02/21/2012 07:36:00 AM EST
Out with 'deference,' in with 'space' and 'weight'
"Administrative
law scholars have leveled a forest of trees exploring the mysteries of
the Chevron approach contemporary judges take to reviewing law-related
aspects of administrative action. Without wishing to deny for a moment
that judicial practice has been inconstant – influenced by the
importance of the matter, by the accessibility of the issues to
non-expert judges, by politics, and by the earned reputations of
differing agencies – this short comment suggests an underappreciated,
appropriate, and conceptually coherent structure to the Chevron
relationship of courts to agencies, a structure whose basic impulse may
be captured by the concept of “allocation.” Steering clear of commonly
used review concepts that may muddle rather than clarify the structure’s
operation, it avoids the term “deference,” and argues that Instead of
“Chevron deference” and “Skidmore deference,” one could more profitably
think in terms of “Chevron space” and “Skidmore weight.” “Chevron
space” denotes the area within which an administrative agency has been
statutorily empowered to act in a manner that creates legal obligations
or constraints, its allocated authority. “Skidmore weight” addresses the
possibility that an agency’s view on a given statutory question may in
itself warrant respect by judges who are themselves unmistakably
responsible to decide the question.
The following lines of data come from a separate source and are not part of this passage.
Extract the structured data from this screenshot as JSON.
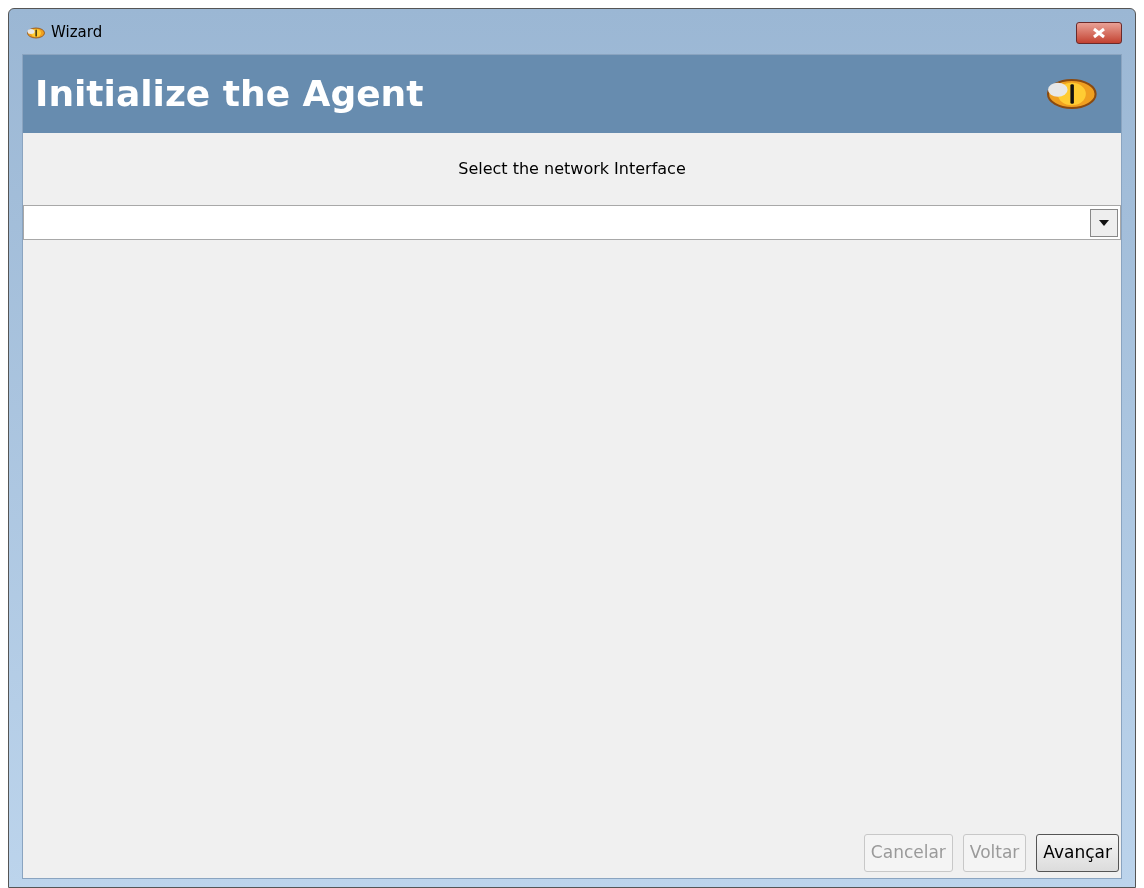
{
  "window": {
    "title": "Wizard"
  },
  "header": {
    "title": "Initialize the Agent"
  },
  "prompt": "Select the network Interface",
  "buttons": [
    {
      "label": "Cancelar",
      "disabled": true
    },
    {
      "label": "Voltar",
      "disabled": true
    },
    {
      "label": "Avançar",
      "disabled": false
    }
  ]
}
The paper thus argues that a
simple and rational synthesis of the leading cases can without
difficulty be made, if one abandons the confusions of “deference” for
the distinct qualities of “weight” and “space.” Agency views of
statutory meaning may often be entitled to considerable weight when
judges come to decide for themselves issues of statutory meaning.
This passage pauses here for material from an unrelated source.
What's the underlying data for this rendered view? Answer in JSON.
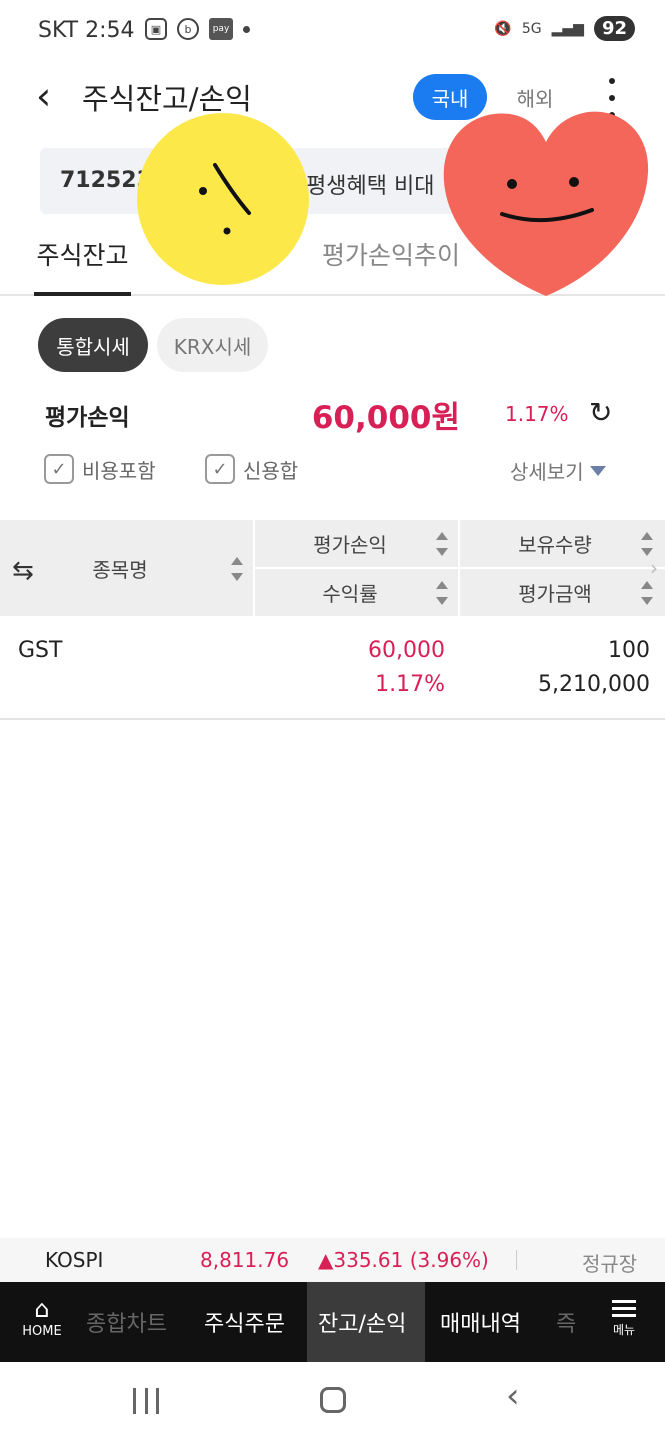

American courts have recognized this proposition for almost two
centuries. More recently we have come to understand and accept that
executive agencies may be vested by Congress with authority to act with
the force of law, so long as the boundaries of that action can be
judicially determined. In that space, the agency is the prime actor, and
the very conclusion that Congress has delegated authority to it
commands reviewing courts to act, not as deciders, but as overseers." - Deference’ is Too Confusing - Let’s Call Them ‘Chevron Space’ and ‘Skidmore Weight, by Peter L. Strauss, 112 Colum. L. Rev. (forthcoming 2012).